I was in Oxford at the festival to give a talk on Graham Greene’s novel The End of the Affair, about which I wrote a book some years ago. This autumn is the 60th anniversary of the publication in September 1951 of the novel, a book that continues to appeal today.
When Greene was writing his novels, authors never did signings in bookstores and the literary festival circuit did not exist. Novelists were seen as the opening batsmen of the literary world, the ones who were expected to do the heavy lifting, the heavy living and the suffering. Greene certainly did a lot of travelling but it tended to be to places like Kenya for the Mau Mau rebellion, not the Maldives for a literary festival. He liked to quote Browning: ‘The interest is in the dangerous edge of things.’
In Greene’s world, actions have consequences. Less than two hundred yards from where I was sitting with Ishiguro was the house at 15 Beaumont Street where Greene lived with his wife Vivien when his marriage was breaking down. This was the house where he wrote part of The Heart of the Matter and entertained François Mauriac when he was pushing for him to be made an honorary fellow at a college. It was where an impassioned love letter from Greene to Catherine Walston marked ‘return to sender’ was fatally delivered in 1949 and was opened by Vivien Greene — on the day of the wedding of Prince Philip to the future Queen — finally ending his marriage. All this raw experience was used in several novels.

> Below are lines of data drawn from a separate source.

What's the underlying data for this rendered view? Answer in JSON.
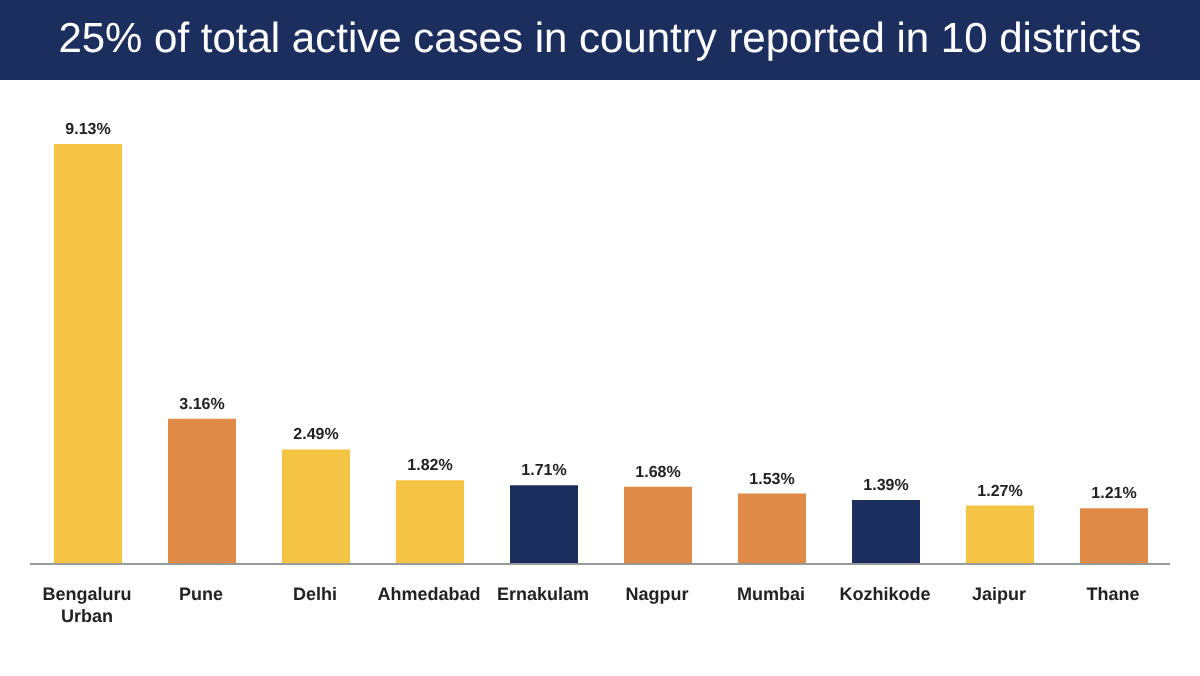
{
  "chart_data": {
    "type": "bar",
    "title": "25% of total active cases in country reported in 10 districts",
    "categories": [
      "Bengaluru Urban",
      "Pune",
      "Delhi",
      "Ahmedabad",
      "Ernakulam",
      "Nagpur",
      "Mumbai",
      "Kozhikode",
      "Jaipur",
      "Thane"
    ],
    "values": [
      9.13,
      3.16,
      2.49,
      1.82,
      1.71,
      1.68,
      1.53,
      1.39,
      1.27,
      1.21
    ],
    "value_labels": [
      "9.13%",
      "3.16%",
      "2.49%",
      "1.82%",
      "1.71%",
      "1.68%",
      "1.53%",
      "1.39%",
      "1.27%",
      "1.21%"
    ],
    "colors": [
      "#f6c444",
      "#e08a48",
      "#f6c444",
      "#f6c444",
      "#1c2e5e",
      "#e08a48",
      "#e08a48",
      "#1c2e5e",
      "#f6c444",
      "#e08a48"
    ],
    "grid": false,
    "legend": false
  }
}
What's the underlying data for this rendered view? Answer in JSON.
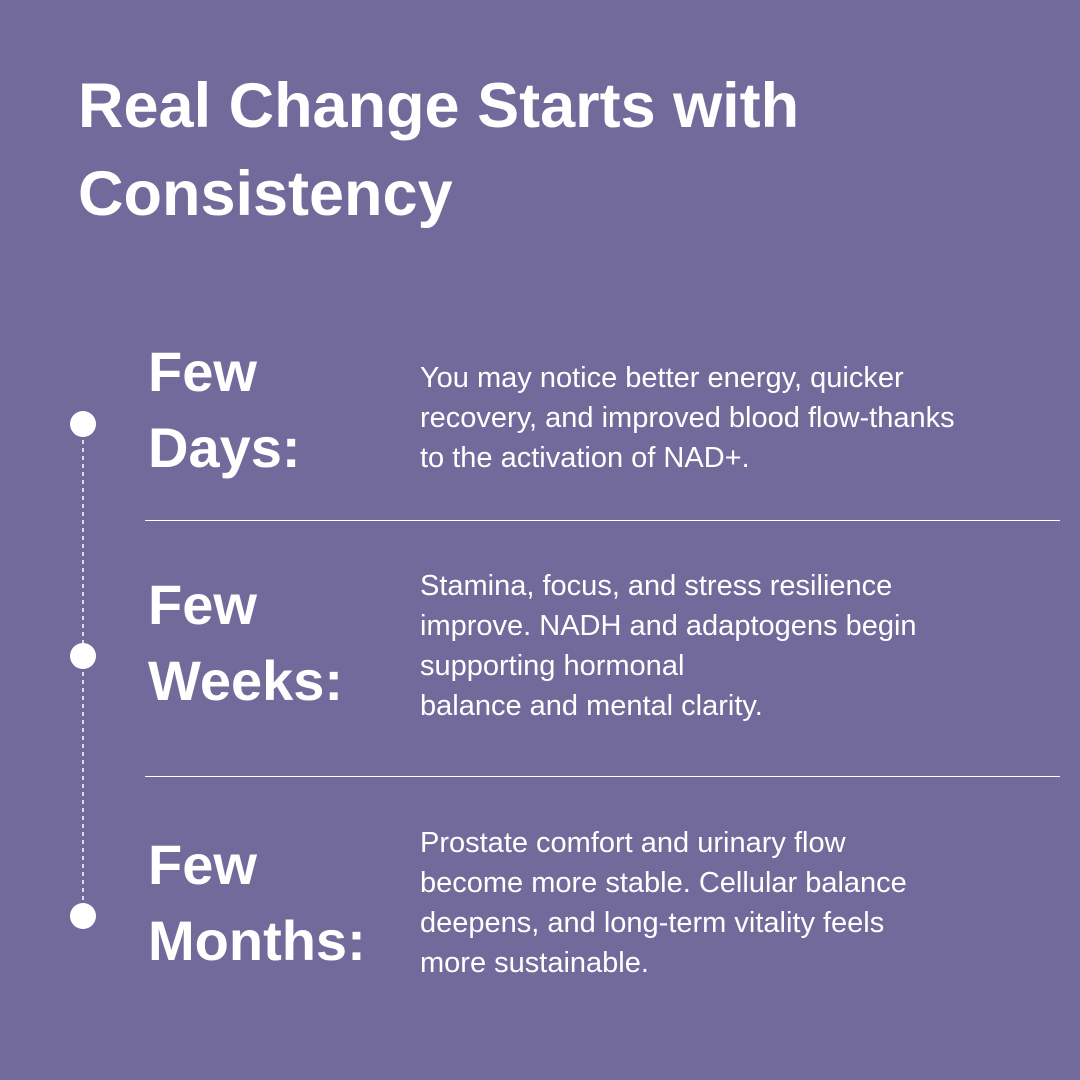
{
  "header": {
    "title": "Real Change Starts with Consistency"
  },
  "timeline": [
    {
      "label": "Few Days:",
      "description": [
        "You may notice better energy, quicker",
        "recovery, and improved blood flow-thanks",
        "to the activation of NAD+."
      ]
    },
    {
      "label": "Few Weeks:",
      "description": [
        "Stamina, focus, and stress resilience",
        "improve. NADH and adaptogens begin",
        "supporting hormonal",
        "balance and mental clarity."
      ]
    },
    {
      "label": "Few Months:",
      "description": [
        "Prostate comfort and urinary flow",
        "become more stable. Cellular balance",
        "deepens, and long-term vitality feels",
        "more sustainable."
      ]
    }
  ]
}
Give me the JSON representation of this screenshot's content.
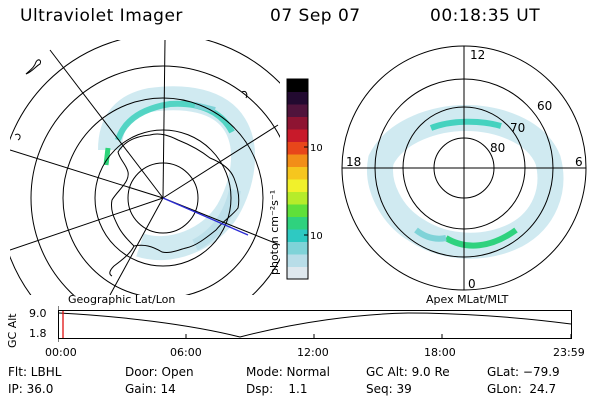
{
  "header": {
    "title": "Ultraviolet Imager",
    "date": "07 Sep 07",
    "time": "00:18:35 UT"
  },
  "left_map": {
    "caption": "Geographic Lat/Lon"
  },
  "right_map": {
    "caption": "Apex MLat/MLT",
    "mlt_labels": {
      "top": "12",
      "left": "18",
      "right": "6",
      "bottom": "0"
    },
    "mlat_labels": [
      "60",
      "70",
      "80"
    ]
  },
  "colorbar": {
    "unit_label": "photon cm⁻²s⁻¹",
    "ticks": [
      "100",
      "10"
    ],
    "tick_values": [
      100,
      10
    ],
    "scale": "log",
    "colors": [
      "#dfe8ee",
      "#b8dde8",
      "#7fd3d8",
      "#2ec9c2",
      "#2fd27e",
      "#5fe03a",
      "#b6ec2a",
      "#f1f12b",
      "#f6c61e",
      "#f28e18",
      "#e8461a",
      "#c81a2a",
      "#8e1432",
      "#50143c",
      "#220a30",
      "#000000"
    ]
  },
  "timeline": {
    "ylabel": "GC Alt",
    "y_ticks": [
      "9.0",
      "1.8"
    ],
    "x_ticks": [
      "00:00",
      "06:00",
      "12:00",
      "18:00",
      "23:59"
    ]
  },
  "info": {
    "row1": [
      "Flt: LBHL",
      "Door: Open",
      "Mode: Normal",
      "GC Alt: 9.0 Re",
      "GLat: −79.9"
    ],
    "row2": [
      "IP: 36.0",
      "Gain: 14",
      "Dsp:    1.1",
      "Seq: 39",
      "GLon:  24.7"
    ]
  }
}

Yet Greene’s enduring appeal is partly because he so strictly retains the idea of what remains private to a novelist. Among his papers at John Burns Library in Boston is a letter that a female fan wrote to him after the publication of The End of the Affair: ‘This book seems to me weighted down with unhappiness and suffering as if the actual words are only the surface of it and whole lives of pain are behind it. That is why I think it must be a true record, or based on a record of real relationships … If you could just tell me whether or not it was real, I think it would help me a lot. Or at least then I would know my unhappiness has some basis.’
In the file is a carbon copy of Greene’s reply: ‘The characters are fictitious and so is the story but naturally an author tries to make his characters seem alive — or rather they come alive to himself in the writing. My object was to show a jealous and rather disagreeable character without a belief in God who becomes convinced against his will in the existence of a God who he hates … Perhaps the book is rather different from my others — I wouldn’t know that.’

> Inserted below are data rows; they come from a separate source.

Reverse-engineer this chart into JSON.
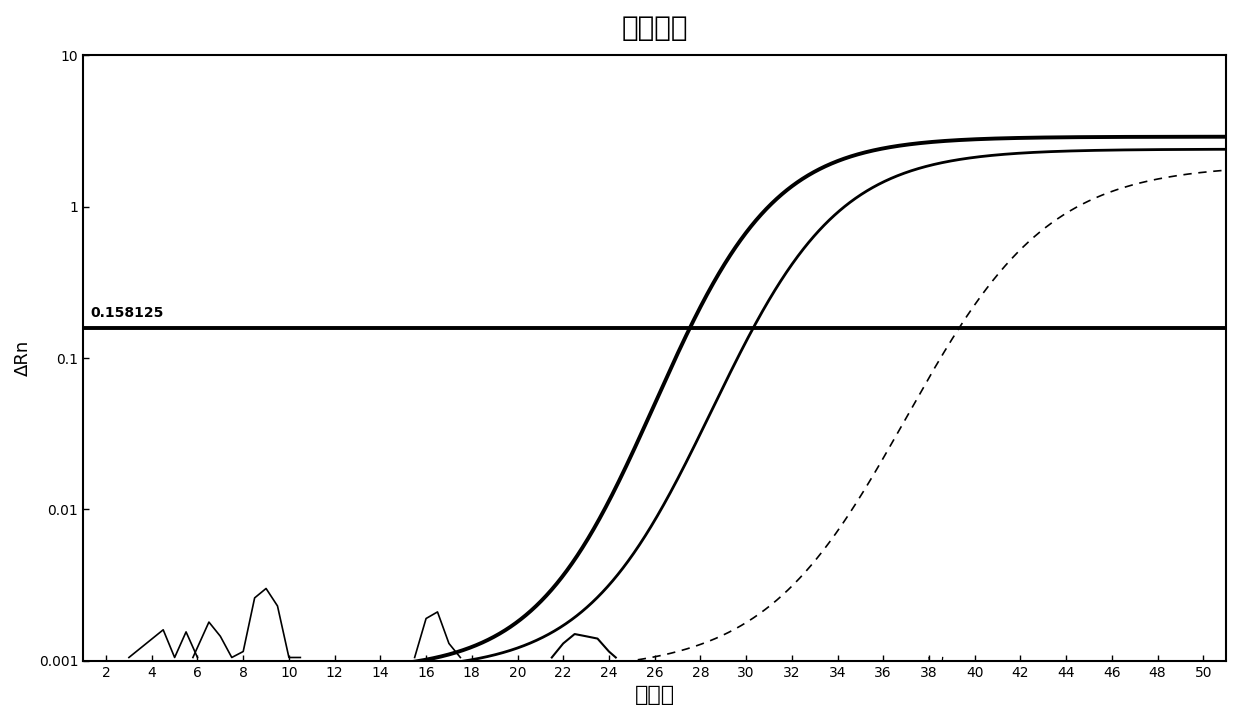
{
  "title": "扩增图谱",
  "xlabel": "循环数",
  "ylabel": "ΔRn",
  "threshold": 0.158125,
  "threshold_label": "0.158125",
  "xlim": [
    1,
    51
  ],
  "ylim": [
    0.001,
    10
  ],
  "xticks": [
    2,
    4,
    6,
    8,
    10,
    12,
    14,
    16,
    18,
    20,
    22,
    24,
    26,
    28,
    30,
    32,
    34,
    36,
    38,
    40,
    42,
    44,
    46,
    48,
    50
  ],
  "background_color": "#ffffff",
  "curves": [
    {
      "ct": 26.0,
      "plateau": 2.9,
      "lw": 2.8,
      "k": 0.38,
      "color": "#000000",
      "dashed": false
    },
    {
      "ct": 28.5,
      "plateau": 2.4,
      "lw": 2.0,
      "k": 0.36,
      "color": "#000000",
      "dashed": false
    },
    {
      "ct": 37.0,
      "plateau": 1.9,
      "lw": 1.2,
      "k": 0.32,
      "color": "#000000",
      "dashed": true
    }
  ],
  "noise_spikes": [
    {
      "x": [
        3.0,
        4.5,
        5.0,
        5.5,
        6.0
      ],
      "y": [
        0.00105,
        0.0016,
        0.00105,
        0.00155,
        0.00105
      ],
      "lw": 1.2
    },
    {
      "x": [
        5.8,
        6.5,
        7.0,
        7.5,
        8.0,
        8.5,
        9.0,
        9.5,
        10.0,
        10.5
      ],
      "y": [
        0.00105,
        0.0018,
        0.00145,
        0.00105,
        0.00115,
        0.0026,
        0.003,
        0.0023,
        0.00105,
        0.00105
      ],
      "lw": 1.2
    },
    {
      "x": [
        15.5,
        16.0,
        16.5,
        17.0,
        17.5
      ],
      "y": [
        0.00105,
        0.0019,
        0.0021,
        0.0013,
        0.00105
      ],
      "lw": 1.2
    },
    {
      "x": [
        21.5,
        22.0,
        22.5,
        23.0,
        23.5,
        24.0,
        24.3
      ],
      "y": [
        0.00105,
        0.0013,
        0.0015,
        0.00145,
        0.0014,
        0.00115,
        0.00105
      ],
      "lw": 1.5
    },
    {
      "x": [
        38.0,
        38.3,
        38.6
      ],
      "y": [
        0.00105,
        0.0004,
        0.00105
      ],
      "lw": 0.9
    }
  ],
  "title_fontsize": 20,
  "xlabel_fontsize": 16,
  "ylabel_fontsize": 13,
  "tick_fontsize": 10
}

Greene creates a moral framework with a scaffolding of plot, theme and location — whether it is West Africa or Clapham Common in The End of the Affair — where character and the emotional choices his creations make have real dramatic impact on their lives.
In The Heart of the Matter, Scobie knows exactly what the consequences are of his making the choice to take communion while committing adultery with his lover Helen. His wife Louise tries to get Scobie to go to communion without confession, knowing that as a Catholic he cannot take communion without confession if he is conducting an affair. As Scobie takes communion in his sinful state he is aware ‘of the pale papery taste of an eternal sentence on the tongue’ and prays: ‘Oh God, I offer up my damnation to you. Take it. Use it for them.’
This was only written 60 years ago — but it feels a long way from the Hay Festival in the Maldives.